Zoe's Tale

It suddenly reminded me of Enzo, the first time I saw him, trying to keep Magdy from getting into an idiotic fight for no reason at all. It didn’t work that time; Gretchen and I had to step in and do something. It wasn’t working now, either.

 

I glanced over and saw that Hickory and Dickory had both taken up positions where they could get clean shots at the werewolves. Gretchen had moved off from me and was setting up her own shot.

 

Between the four of us we could take all of the werewolves before they even knew what had happened to them. It would be quick and clean and easy, and we’d get Enzo and Magdy out of there and back home before anyone knew anything had happened.

 

It was the smart thing to do. I quietly moved and readied my weapon, and took a minute or two to stop shaking and steady up.

 

I knew we’d take them in sequence, Hickory on the far left taking the first of the three group werewolves, Dickory taking the second, Gretchen the third, and I the last one, standing away from the rest. I knew the rest of them were waiting for me to make the shot.

 

One of the werewolves moved to poke Enzo again. My werewolf hurried, too late, to stop the assault.

 

And I knew. I didn’t want to. I just didn’t. Didn’t want to kill it. Because it was trying to save my friends, not kill them. It didn’t deserve to die just because that was the easiest way to get back Enzo and Magdy.

 

But I didn’t know what else to do.

 

The three werewolves started chittering again, first in what seemed like a random way, but then together, and to a beat. The one with a spear began thumping it into the ground in time, and the three of them started working off the beat, playing against each other’s voices for what was clearly a victory chant of some sort or another. The fourth werewolf started gesturing more frantically. I had a terrible fear of what was going to happen at the end of the chant.

 

They kept singing, getting closer to the end of that chant.

 

So I did what I had to do.

 

I sang back.

 

I opened my mouth and the first line of “Delhi Morning” came out of it. Not well, and not on key. Actually, it was really bad—all those months of practicing it and playing it at hootenannies were not paying off. It didn’t matter. It was doing what I needed it to do. The werewolves immediately fell silent. I kept singing.

 

I glanced over to Gretchen, who was not so far away that I couldn’t read the Are you completely insane? look that she had on her face. I gave her a look that said, Help me out please. Her face tightened up into something unreadable and she sighted down her rifle to keep one of the werewolves squarely in target—and started to sing the counterpoint of the song, dipping above and below my part, like we had practiced so many times. With her help I found the right key to sing and homed in.

 

And now the werewolves knew there was more than one of us.

 

To the left of Gretchen, Dickory chimed in, mimicking the sitar of the song as he did so well. It was funny to watch, but when you closed your eyes it was hard to tell the difference between it and the real thing. I drank in the twang of his voice and kept singing. And to the left of Dickory, Hickory finally came in, using its long neck to sound off like a drum, finding the beat and keeping it from then on.

 

And now the werewolves knew there were as many of us as them. And that we could have killed them anytime. But we didn’t.

 

My stupid plan was working. Now all I had to do was figure what I had planned to do next. Because I really didn’t know what I was doing here. All I knew was that I didn’t want to shoot my werewolf.
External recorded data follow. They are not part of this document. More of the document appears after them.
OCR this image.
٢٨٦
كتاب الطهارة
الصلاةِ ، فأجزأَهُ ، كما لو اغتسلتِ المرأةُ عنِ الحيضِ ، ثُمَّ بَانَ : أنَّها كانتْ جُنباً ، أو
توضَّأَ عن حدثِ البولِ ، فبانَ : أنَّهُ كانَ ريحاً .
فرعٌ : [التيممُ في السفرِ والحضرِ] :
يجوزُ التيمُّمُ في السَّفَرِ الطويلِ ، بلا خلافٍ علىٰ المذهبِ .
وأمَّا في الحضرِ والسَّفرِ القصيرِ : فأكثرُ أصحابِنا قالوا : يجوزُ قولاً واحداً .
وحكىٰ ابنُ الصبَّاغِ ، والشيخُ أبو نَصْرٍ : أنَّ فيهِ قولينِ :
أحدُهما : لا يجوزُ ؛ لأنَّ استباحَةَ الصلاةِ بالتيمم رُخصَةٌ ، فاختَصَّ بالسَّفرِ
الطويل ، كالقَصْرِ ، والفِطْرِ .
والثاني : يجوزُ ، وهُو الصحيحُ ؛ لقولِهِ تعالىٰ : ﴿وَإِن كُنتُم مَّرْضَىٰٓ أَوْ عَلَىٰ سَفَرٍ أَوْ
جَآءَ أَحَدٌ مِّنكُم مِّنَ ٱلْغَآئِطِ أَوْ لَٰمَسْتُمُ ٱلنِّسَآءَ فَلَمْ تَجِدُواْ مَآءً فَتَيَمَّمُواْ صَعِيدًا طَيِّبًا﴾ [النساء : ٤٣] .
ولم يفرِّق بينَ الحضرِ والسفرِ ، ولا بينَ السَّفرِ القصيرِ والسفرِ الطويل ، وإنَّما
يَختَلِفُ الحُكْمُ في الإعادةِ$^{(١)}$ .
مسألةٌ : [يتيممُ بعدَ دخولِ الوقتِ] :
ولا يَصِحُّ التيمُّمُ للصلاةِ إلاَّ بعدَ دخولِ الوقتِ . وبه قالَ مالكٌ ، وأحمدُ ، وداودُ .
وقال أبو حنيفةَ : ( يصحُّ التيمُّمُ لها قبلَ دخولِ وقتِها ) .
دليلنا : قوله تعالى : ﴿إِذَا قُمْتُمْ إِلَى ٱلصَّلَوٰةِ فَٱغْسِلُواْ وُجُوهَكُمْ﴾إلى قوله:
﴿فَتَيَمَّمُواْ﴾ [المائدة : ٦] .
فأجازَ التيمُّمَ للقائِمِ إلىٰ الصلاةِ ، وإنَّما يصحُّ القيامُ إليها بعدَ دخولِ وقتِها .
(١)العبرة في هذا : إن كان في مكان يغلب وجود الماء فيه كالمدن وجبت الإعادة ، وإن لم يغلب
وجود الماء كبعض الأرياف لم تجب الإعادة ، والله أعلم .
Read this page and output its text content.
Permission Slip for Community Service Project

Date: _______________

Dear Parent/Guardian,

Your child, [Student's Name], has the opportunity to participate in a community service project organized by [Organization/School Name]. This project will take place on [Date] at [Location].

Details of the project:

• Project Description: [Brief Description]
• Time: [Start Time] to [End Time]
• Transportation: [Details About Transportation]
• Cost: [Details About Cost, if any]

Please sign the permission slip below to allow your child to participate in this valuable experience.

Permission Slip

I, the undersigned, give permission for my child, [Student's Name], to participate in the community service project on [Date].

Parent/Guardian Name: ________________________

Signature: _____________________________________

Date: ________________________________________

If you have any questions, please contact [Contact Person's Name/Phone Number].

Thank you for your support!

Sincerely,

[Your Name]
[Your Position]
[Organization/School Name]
The one, in fact, who had now stepped off entirely away from the rest of his pack and was walking toward where he thought my voice was coming from.

 

I decided to meet him halfway. I set down my rifle and stepped into the clearing, still singing.

 

The werewolf with the spear began to raise it, and suddenly my mouth was very dry. I think my werewolf noticed something on my face, because it turned and chattered madly at the spear carrier. The spear went down; my werewolf didn’t know it, but he’d just saved his friend a bullet in the head from Gretchen.

 

My werewolf turned back to me and started walking toward me again. I kept singing until the song was through. By that time, my werewolf was standing right next to me.

 

Our song was finished. I stood there, waiting to see what my werewolf would do next.

 

What he did next was point to my neck, to the jade elephant pendant Jane had given me.

 

I touched it. “Elephant,” I said. “Like your fanties.”

 

He stared at it again and then stared at me again. Finally it chirped out something.

 

“Hello,” I said back. What else was I going to say?

 

We had a couple more minutes of sizing each other up. Then one of the three other werewolves chirped something. He chirped something back, and then tilted his head at me, as if to say, It would really help me if you actually did something here.